Un malevo honorable, nuestro hermano.
Tuvo una larga y feliz vida, comiendo lo mismo que nosotros y algunos días de fiesta, un puñado de alimento balanceado.
A partir de él, muchos fueron los animales que integraron la familia.
Pero el mundo cambia y las costumbres se modifican. A veces.
El último día del animal, entré a una veterinaria y me detuve a observar un caniche al que bañaban y secaban con esmero insólito y ví en sus ojos el agobio del adolescente obligado a ir a la peluquería.
Ahí nomás entró una mechudita en el bolso de su dueña, al mejor estilo Paris Hilton de estos cerros, con una colita rosa levantándole el flequillo. Sus ojitos de nena despótica, me observaron desafiantes, un segundo.

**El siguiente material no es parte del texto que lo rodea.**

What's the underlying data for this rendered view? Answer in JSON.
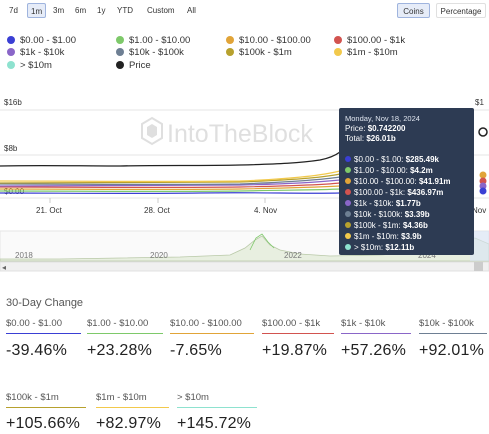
{
  "range_buttons": [
    "7d",
    "1m",
    "3m",
    "6m",
    "1y",
    "YTD",
    "Custom",
    "All"
  ],
  "active_range": "1m",
  "mode_buttons": [
    "Coins",
    "Percentage"
  ],
  "active_mode": "Coins",
  "legend": [
    {
      "label": "$0.00 - $1.00",
      "color": "#3a3fd4"
    },
    {
      "label": "$1.00 - $10.00",
      "color": "#7ec96a"
    },
    {
      "label": "$10.00 - $100.00",
      "color": "#e1a438"
    },
    {
      "label": "$100.00 - $1k",
      "color": "#d2534f"
    },
    {
      "label": "$1k - $10k",
      "color": "#8a66c8"
    },
    {
      "label": "$10k - $100k",
      "color": "#6e7f93"
    },
    {
      "label": "$100k - $1m",
      "color": "#b7a12e"
    },
    {
      "label": "$1m - $10m",
      "color": "#f2c94c"
    },
    {
      "label": "> $10m",
      "color": "#8ee2cf"
    },
    {
      "label": "Price",
      "color": "#222222"
    }
  ],
  "y_axis": {
    "top_label": "$16b",
    "mid_label": "$8b",
    "bottom_label": "$0.00",
    "right_top": "$1"
  },
  "x_axis": [
    "21. Oct",
    "28. Oct",
    "4. Nov",
    "Nov"
  ],
  "navigator_years": [
    "2018",
    "2020",
    "2022",
    "2024"
  ],
  "watermark": "IntoTheBlock",
  "tooltip": {
    "date": "Monday, Nov 18, 2024",
    "price_label": "Price:",
    "price": "$0.742200",
    "total_label": "Total:",
    "total": "$26.01b",
    "rows": [
      {
        "label": "$0.00 - $1.00:",
        "value": "$285.49k",
        "color": "#3a3fd4"
      },
      {
        "label": "$1.00 - $10.00:",
        "value": "$4.2m",
        "color": "#7ec96a"
      },
      {
        "label": "$10.00 - $100.00:",
        "value": "$41.91m",
        "color": "#e1a438"
      },
      {
        "label": "$100.00 - $1k:",
        "value": "$436.97m",
        "color": "#d2534f"
      },
      {
        "label": "$1k - $10k:",
        "value": "$1.77b",
        "color": "#8a66c8"
      },
      {
        "label": "$10k - $100k:",
        "value": "$3.39b",
        "color": "#6e7f93"
      },
      {
        "label": "$100k - $1m:",
        "value": "$4.36b",
        "color": "#b7a12e"
      },
      {
        "label": "$1m - $10m:",
        "value": "$3.9b",
        "color": "#f2c94c"
      },
      {
        "label": "> $10m:",
        "value": "$12.11b",
        "color": "#8ee2cf"
      }
    ]
  },
  "change_title": "30-Day Change",
  "changes": [
    {
      "label": "$0.00 - $1.00",
      "value": "-39.46%",
      "color": "#3a3fd4"
    },
    {
      "label": "$1.00 - $10.00",
      "value": "+23.28%",
      "color": "#7ec96a"
    },
    {
      "label": "$10.00 - $100.00",
      "value": "-7.65%",
      "color": "#e1a438"
    },
    {
      "label": "$100.00 - $1k",
      "value": "+19.87%",
      "color": "#d2534f"
    },
    {
      "label": "$1k - $10k",
      "value": "+57.26%",
      "color": "#8a66c8"
    },
    {
      "label": "$10k - $100k",
      "value": "+92.01%",
      "color": "#6e7f93"
    },
    {
      "label": "$100k - $1m",
      "value": "+105.66%",
      "color": "#b7a12e"
    },
    {
      "label": "$1m - $10m",
      "value": "+82.97%",
      "color": "#f2c94c"
    },
    {
      "label": "> $10m",
      "value": "+145.72%",
      "color": "#8ee2cf"
    }
  ]
}
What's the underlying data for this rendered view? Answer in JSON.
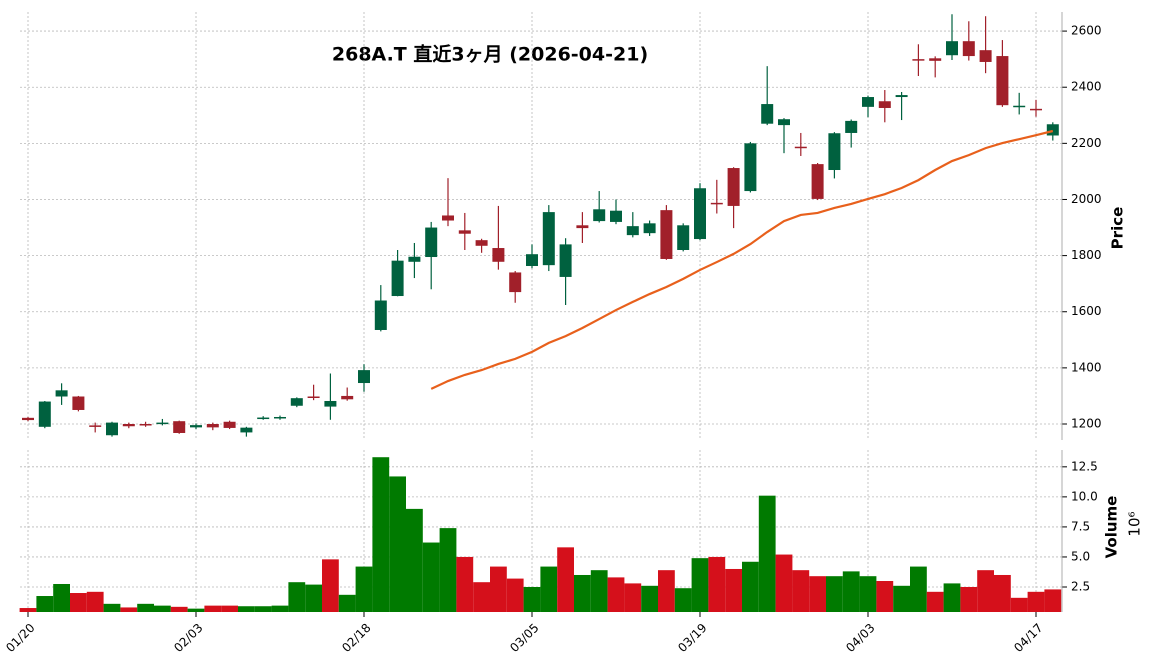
{
  "chart_data": [
    {
      "type": "candlestick",
      "title": "268A.T 直近3ヶ月 (2026-04-21)",
      "y_label": "Price",
      "categories": [
        "01/20",
        null,
        null,
        null,
        null,
        null,
        null,
        null,
        null,
        null,
        "02/03",
        null,
        null,
        null,
        null,
        null,
        null,
        null,
        null,
        null,
        "02/18",
        null,
        null,
        null,
        null,
        null,
        null,
        null,
        null,
        null,
        "03/05",
        null,
        null,
        null,
        null,
        null,
        null,
        null,
        null,
        null,
        "03/19",
        null,
        null,
        null,
        null,
        null,
        null,
        null,
        null,
        null,
        "04/03",
        null,
        null,
        null,
        null,
        null,
        null,
        null,
        null,
        null,
        "04/17",
        null
      ],
      "open": [
        1222,
        1190,
        1298,
        1298,
        1195,
        1160,
        1200,
        1200,
        1200,
        1210,
        1188,
        1200,
        1208,
        1170,
        1220,
        1220,
        1265,
        1298,
        1262,
        1300,
        1346,
        1535,
        1656,
        1778,
        1795,
        1943,
        1890,
        1855,
        1827,
        1740,
        1763,
        1766,
        1724,
        1908,
        1923,
        1920,
        1873,
        1880,
        1962,
        1820,
        1859,
        1988,
        2112,
        2030,
        2270,
        2265,
        2188,
        2126,
        2105,
        2237,
        2330,
        2350,
        2365,
        2500,
        2503,
        2514,
        2564,
        2532,
        2511,
        2330,
        2323,
        2228
      ],
      "high": [
        1225,
        1282,
        1345,
        1300,
        1205,
        1208,
        1205,
        1208,
        1218,
        1212,
        1202,
        1205,
        1212,
        1190,
        1228,
        1230,
        1295,
        1340,
        1380,
        1330,
        1413,
        1695,
        1820,
        1845,
        1920,
        2076,
        1952,
        1860,
        1977,
        1745,
        1840,
        1980,
        1862,
        1955,
        2030,
        2000,
        1955,
        1925,
        1980,
        1915,
        2058,
        2070,
        2115,
        2205,
        2475,
        2290,
        2237,
        2130,
        2240,
        2285,
        2370,
        2390,
        2383,
        2553,
        2510,
        2660,
        2635,
        2653,
        2568,
        2380,
        2355,
        2275
      ],
      "low": [
        1210,
        1185,
        1268,
        1245,
        1170,
        1155,
        1185,
        1190,
        1195,
        1165,
        1182,
        1178,
        1182,
        1155,
        1215,
        1215,
        1260,
        1285,
        1215,
        1283,
        1315,
        1530,
        1655,
        1720,
        1680,
        1905,
        1820,
        1810,
        1750,
        1632,
        1755,
        1745,
        1624,
        1845,
        1918,
        1912,
        1865,
        1870,
        1785,
        1815,
        1855,
        1950,
        1898,
        2025,
        2265,
        2165,
        2155,
        1998,
        2075,
        2185,
        2293,
        2275,
        2283,
        2440,
        2435,
        2497,
        2495,
        2450,
        2330,
        2303,
        2295,
        2210
      ],
      "close": [
        1214,
        1280,
        1320,
        1250,
        1190,
        1205,
        1192,
        1196,
        1205,
        1168,
        1196,
        1188,
        1186,
        1187,
        1223,
        1225,
        1292,
        1295,
        1282,
        1288,
        1392,
        1640,
        1782,
        1796,
        1900,
        1925,
        1878,
        1835,
        1778,
        1670,
        1805,
        1955,
        1840,
        1898,
        1965,
        1960,
        1905,
        1915,
        1788,
        1908,
        2040,
        1983,
        1977,
        2200,
        2340,
        2286,
        2183,
        2002,
        2236,
        2280,
        2365,
        2326,
        2372,
        2495,
        2494,
        2564,
        2511,
        2490,
        2336,
        2334,
        2318,
        2268
      ],
      "ma": [
        null,
        null,
        null,
        null,
        null,
        null,
        null,
        null,
        null,
        null,
        null,
        null,
        null,
        null,
        null,
        null,
        null,
        null,
        null,
        null,
        null,
        null,
        null,
        null,
        1325,
        1353,
        1375,
        1392,
        1414,
        1432,
        1457,
        1489,
        1513,
        1542,
        1574,
        1606,
        1635,
        1663,
        1688,
        1717,
        1749,
        1777,
        1806,
        1841,
        1884,
        1923,
        1945,
        1952,
        1970,
        1984,
        2002,
        2019,
        2041,
        2069,
        2105,
        2137,
        2158,
        2183,
        2201,
        2215,
        2229,
        2244
      ],
      "up_color": "#00613f",
      "down_color": "#a1202a",
      "ma_color": "#e8601c",
      "ylim": [
        1143,
        2668
      ],
      "yticks": [
        1200,
        1400,
        1600,
        1800,
        2000,
        2200,
        2400,
        2600
      ],
      "grid": true
    },
    {
      "type": "volume",
      "y_label": "Volume",
      "y_multiplier": "10⁶",
      "values": [
        0.75,
        1.75,
        2.75,
        2.0,
        2.1,
        1.1,
        0.8,
        1.1,
        0.95,
        0.85,
        0.7,
        0.95,
        0.95,
        0.9,
        0.9,
        0.95,
        2.9,
        2.7,
        4.8,
        1.85,
        4.2,
        13.3,
        11.7,
        9.0,
        6.2,
        7.4,
        5.0,
        2.9,
        4.2,
        3.2,
        2.5,
        4.2,
        5.8,
        3.5,
        3.9,
        3.3,
        2.8,
        2.6,
        3.9,
        2.4,
        4.9,
        5.0,
        4.0,
        4.6,
        10.1,
        5.2,
        3.9,
        3.4,
        3.4,
        3.8,
        3.4,
        3.0,
        2.6,
        4.2,
        2.1,
        2.8,
        2.5,
        3.9,
        3.5,
        1.6,
        2.1,
        2.3
      ],
      "up_color": "#007a00",
      "down_color": "#d5101b",
      "ylim": [
        0.42,
        13.9
      ],
      "yticks": [
        2.5,
        {
          "value": 5,
          "label": "5.0"
        },
        7.5,
        {
          "value": 10,
          "label": "10.0"
        },
        12.5
      ],
      "grid": true
    }
  ]
}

Más allá, toda una pared de juguetes para perros, un perchero con la moda otoño-invierno, collares con brillitos, camas y almohadones fashion, zapatitos y fardos de alimentos de valores obscenos. Dicen además, que pronto llegan las urnas funerarias para cenizas de mascotas.
Todos los arreglos y los afeites de la época, también para ellos, porque el mundo cambia y las costumbres se modifican. A veces.
Los perros van elegantes, portados por sus dueños, muchos de los cuales aún no se enteraron que tienen que llevar bolsita para levantar sus heces. Porque no son perritos de vitrina, tienen sus necesidades que no pasan por la manía humanizante que hoy nos condiciona.
Y uno camina por las calles salteñas, esquivando soretes todo el tiempo y, sin embargo, el pasado sábado, durante el último Día del Animal, las peluquerías de perros estuvieron de parabienes, sin turnos disponibles.
Los especialistas dicen, que se trabajó tanto o más que el sábado anterior cuando las esteticistas de la ciudad, peluqueras, depiladoras y manicuras de personas, prepararon con gran afán a las niñas que concurrieron al “baile de señoritas” de un tradicional club salteño, donde fueron presentadas en sociedad, “portadas” por lindos jóvenes que algún día serán quizás, sus maridos.
Hay costumbres que cambian. Otras, se mantienen petrificadas en el tiempo.
Devaneos de gran ciudad, cuando seguimos siendo aldea.